Fidgets are small items people use to fiddle with to help them concentrate. These include, but are not limited to squeezy or squishy stress balls, small bits of plasticene clay, bendable sticks, etc. In our project, teachers collected a variety of fidget types they had sampled at the initial institute and follow up workshops. They introduced them to students and invited them to explore their use. Most teachers kept a fidget basket in each class, reminding students it was there if they seemed agitated. The best fidget for classroom use were silent and somewhat banal; they were not so intriguing that they detracted from the learning tasks, and they were not noisy enough to distract others.

The simplest form of fidget was plasticene clay. Small pieces can be kneaded in the hand providing sensory regulation. The clay doesn’t dry out and the neutral shade does not stain the hands.

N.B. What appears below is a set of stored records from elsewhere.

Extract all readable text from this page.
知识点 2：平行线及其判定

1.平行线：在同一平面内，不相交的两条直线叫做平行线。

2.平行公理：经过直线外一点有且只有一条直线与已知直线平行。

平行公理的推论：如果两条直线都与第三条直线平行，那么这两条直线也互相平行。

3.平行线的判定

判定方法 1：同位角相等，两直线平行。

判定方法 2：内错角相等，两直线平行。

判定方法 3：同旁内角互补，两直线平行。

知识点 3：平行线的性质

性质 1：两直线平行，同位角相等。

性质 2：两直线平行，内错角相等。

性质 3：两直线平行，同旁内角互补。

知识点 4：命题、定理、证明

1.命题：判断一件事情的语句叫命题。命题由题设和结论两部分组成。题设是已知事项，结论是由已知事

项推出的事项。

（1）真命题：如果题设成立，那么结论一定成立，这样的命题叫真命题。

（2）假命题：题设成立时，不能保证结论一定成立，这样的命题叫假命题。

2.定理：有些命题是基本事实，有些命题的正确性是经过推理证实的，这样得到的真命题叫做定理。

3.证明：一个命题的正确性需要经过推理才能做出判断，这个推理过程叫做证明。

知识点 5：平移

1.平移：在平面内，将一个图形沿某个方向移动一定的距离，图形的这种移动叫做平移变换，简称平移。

Sources for Supplies and Fidgets

The two stress reduction activities I found my students to be most consistently fond of this month are the starting of class with relaxing music and clay. On the one day that I was a little rushed in setting things up and didn’t make the effort to play the music, a few people mentioned missing it and wanting it. As for the clay, I have been delighted and surprised by the beautiful things that students have sculpted with it. At the end of class, they show me what they've made with obvious pride and I haven’t the heart to destroy them. Therefore, next to the Letting Go Bowl I regularly display their creations.